Probably the best estimate of true or operational validity here would be the average of the upper and lower bound estimates. This average is .14, which is less than half the erroneous validity values reported in Exhibit 67. Hence, because of statistical error in the report, the reports overstates validity by over 100%.
Although an operational validity of .14 is not useless, and can have value in comparison with random selection, it would generally be considered a small validity. A validity this small would often, perhaps typically, lead to an attempt to develop a more valid procedure.
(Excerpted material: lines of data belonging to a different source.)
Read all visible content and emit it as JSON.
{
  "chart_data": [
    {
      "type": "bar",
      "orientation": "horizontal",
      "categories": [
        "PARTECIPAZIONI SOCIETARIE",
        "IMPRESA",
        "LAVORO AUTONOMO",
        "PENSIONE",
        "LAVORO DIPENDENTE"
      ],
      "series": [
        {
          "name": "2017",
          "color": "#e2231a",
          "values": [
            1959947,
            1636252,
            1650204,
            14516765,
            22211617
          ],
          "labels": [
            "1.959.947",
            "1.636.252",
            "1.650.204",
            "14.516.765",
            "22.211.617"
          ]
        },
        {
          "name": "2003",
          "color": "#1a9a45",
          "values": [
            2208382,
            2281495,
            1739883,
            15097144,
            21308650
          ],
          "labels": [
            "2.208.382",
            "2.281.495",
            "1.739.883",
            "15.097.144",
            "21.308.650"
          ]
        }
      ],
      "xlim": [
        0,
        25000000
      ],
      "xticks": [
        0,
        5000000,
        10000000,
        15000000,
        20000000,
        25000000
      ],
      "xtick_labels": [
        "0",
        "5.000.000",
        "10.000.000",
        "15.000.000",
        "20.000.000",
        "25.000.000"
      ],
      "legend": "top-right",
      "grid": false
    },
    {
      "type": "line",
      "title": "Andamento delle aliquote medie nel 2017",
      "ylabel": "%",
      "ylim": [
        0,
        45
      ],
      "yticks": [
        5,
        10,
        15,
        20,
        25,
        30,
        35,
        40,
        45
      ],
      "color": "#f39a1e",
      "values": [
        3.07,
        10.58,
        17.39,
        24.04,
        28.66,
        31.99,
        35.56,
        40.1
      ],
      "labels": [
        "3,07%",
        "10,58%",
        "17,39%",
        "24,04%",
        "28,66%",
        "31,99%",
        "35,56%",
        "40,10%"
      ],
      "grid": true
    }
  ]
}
Finally, there is one battery in Exhibit 67 for which the claimed validity is even higher than the .30 reported for the otherbatteries. A true validity estimate of .35 is reported for the "Non-cognitive plus Minimum Reading Standard at First Percentile" battery, the battery the report ultimately recommends for operational use. However, even ignoring the errors in validity estimation discussed above, this value of .35 almost certainly reflects a computational error. Looking at the previous column in the Exhibit, we see that the validity of this battery adjusted for criterion unreliability is .25, the same value as reported for all the other batteries. The jump from .25 to .35 results solely from the correction for range restriction. The only difference between this battery and the "Non-Cognitive" battery is the addition of the requirement of being at or above the 1st percentile in reading comprehension. It is highly unlikely that this simple addition could cause a 100% increase in the correction for range restriction (from about .05 to .10). Although insufficient information is presented in the report to confirm this by checking the calculations, it is highly likely that there is a computational error here.
However, even if we were to accept as correct a range restriction correction of this magnitude, the estimated validity of this test battery would still not be high. These estimates are as follows:
Lower Bound = .09
Upper Bound = .24
Best Estimate = .17
Again, the best estimate is an average of the upper and lower bound estimates.
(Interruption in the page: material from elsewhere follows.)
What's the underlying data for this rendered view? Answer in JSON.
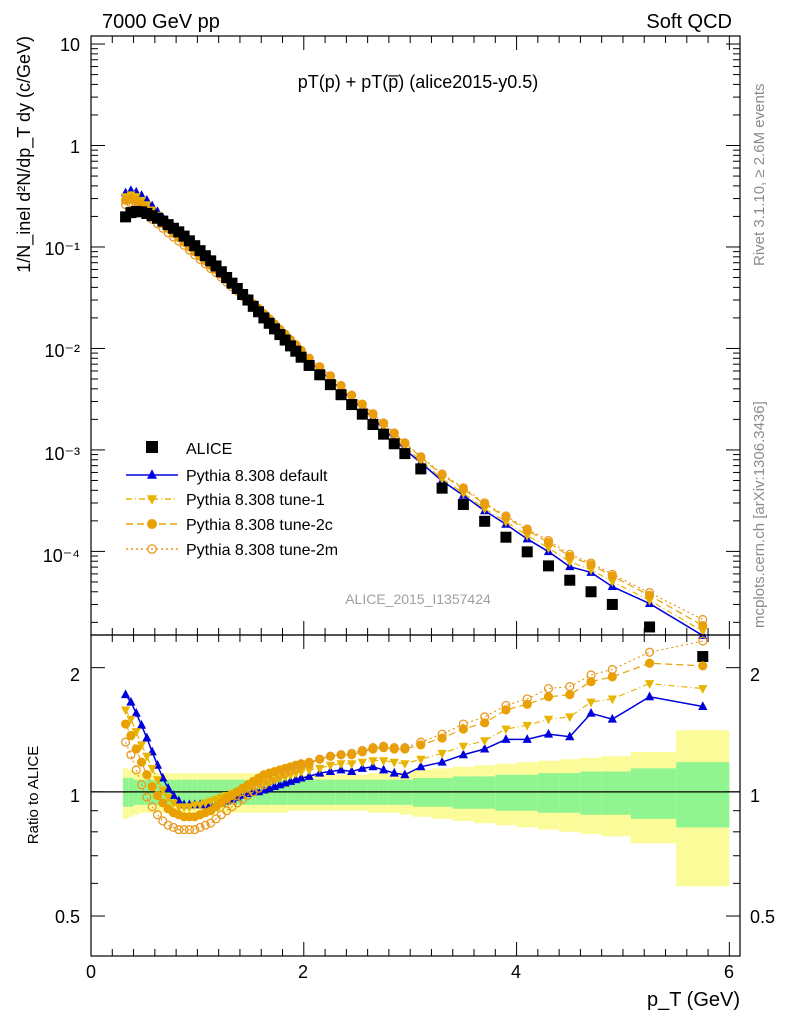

So once again, it is apparent that none of these test batteries has high validity. A validity of .17 is almost certainly an overestimate. A more accurate estimate is .14. Although a validity of .17 is not useless, and in fact could have substantial practical value if the alternative were a method with zero validity, this level of validity is not impressive.
In summary, a major problem with this report stems from technical errors that result in inflated final estimates of operational validity for all the test batteries considered in the study. Actual operational validities are overstated by 100% or more.
Cattin, P. (1980). Estimating the predictive power of a regression model. Journal of Applied Psychology, 65, 407-414.
Schneider, B. & Schmitt, N. (1986). Staffing the Organization.